Ever since we started Data Sketches in 2016, we've dreamed of creating a beautiful coffee table book with large, indulgent images of our projects, side-by-side with our very technical process write-ups.
After years of hard work, we've created a book we're incredibly proud of and we can't wait to share it with you!
Nadieh Bremer and Shirley Wu’s Data Sketches collaboration is a great example of what you can do with data visualization beyond a standard chart. They show that visualization can be both useful and beautiful. They show the many possibilities when you put thought into the data and the visuals. The best part of Data Sketches is that Bremer and Wu documented their processes, so that you can learn the tools they used, the messiness of the data, and how they get over the bumps along the way.
As an educator focused on computational media, I consistently point students towards Shirley and Nadieh's work for inspiration. I am so thrilled and excited that they've synthesized years of hard work and exploration into Data Sketches, which is now my go-to resource for coders interested in creative expression and storytelling with data!
What a rare treat it is for Shirley and Nadieh to share their process so openly! We see not only the technical work—prototyping with real data, riffing from examples—but the circuitous emotional journey from rough concept to polished final product. Shirley and Nadieh are honest, entertaining, and insightful in their retrospectives. For anyone interested in visualization, their stories are a powerful lesson of how designs can be shaped to communicate effectively and with intent. And their openness and humility make the practice less intimidating, inviting newcomers to get started.
Data Sketches is a collaboration between Nadieh Bremer and Shirley Wu, where we chose twelve different topics and each created a data visualization for a total of 24 projects. We then documented the whole process from data collection, to sketch and ideation, to code.

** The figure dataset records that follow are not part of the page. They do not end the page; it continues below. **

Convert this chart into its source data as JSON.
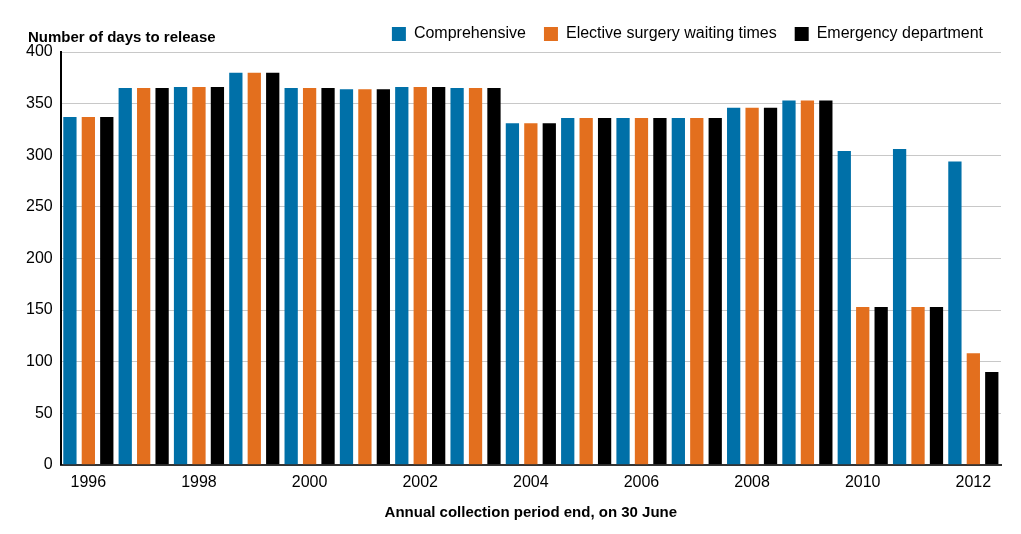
{
  "chart_data": {
    "type": "bar",
    "ylabel": "Number of days to release",
    "xlabel": "Annual collection period end, on 30 June",
    "categories": [
      "1996",
      null,
      "1998",
      null,
      "2000",
      null,
      "2002",
      null,
      "2004",
      null,
      "2006",
      null,
      "2008",
      null,
      "2010",
      null,
      "2012"
    ],
    "series": [
      {
        "name": "Comprehensive",
        "color": "#0070a8",
        "values": [
          337,
          365,
          366,
          380,
          365,
          364,
          366,
          365,
          331,
          336,
          336,
          336,
          346,
          353,
          304,
          306,
          294
        ]
      },
      {
        "name": "Elective surgery waiting times",
        "color": "#e36f1e",
        "values": [
          337,
          365,
          366,
          380,
          365,
          364,
          366,
          365,
          331,
          336,
          336,
          336,
          346,
          353,
          153,
          153,
          108
        ]
      },
      {
        "name": "Emergency department",
        "color": "#000000",
        "values": [
          337,
          365,
          366,
          380,
          365,
          364,
          366,
          365,
          331,
          336,
          336,
          336,
          346,
          353,
          153,
          153,
          90
        ]
      }
    ],
    "ylim": [
      0,
      400
    ],
    "yticks": [
      0,
      50,
      100,
      150,
      200,
      250,
      300,
      350,
      400
    ],
    "grid": "y",
    "legend": "top right"
  }
}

Nadieh Bremer is a graduated astronomer, turned data scientist, turned freelancing data visualization designer. She's worked for companies such as Google, UNESCO, Scientific American, and the New York Times. As 2017’s “Best Individual” in the Information is Beautiful Awards, she focuses on uniquely-crafted data visualizations that are both effective and visually appealing for print and online.
Shirley Wu is an award-winning creative focused on data-driven art and visualizations. She has worked with clients such as Google, The Guardian, SFMOMA, and NBC Universal to develop custom, highly interactive data visualizations. She combines her love for art, math, and code into colorful, compelling narratives that push the boundaries of the web.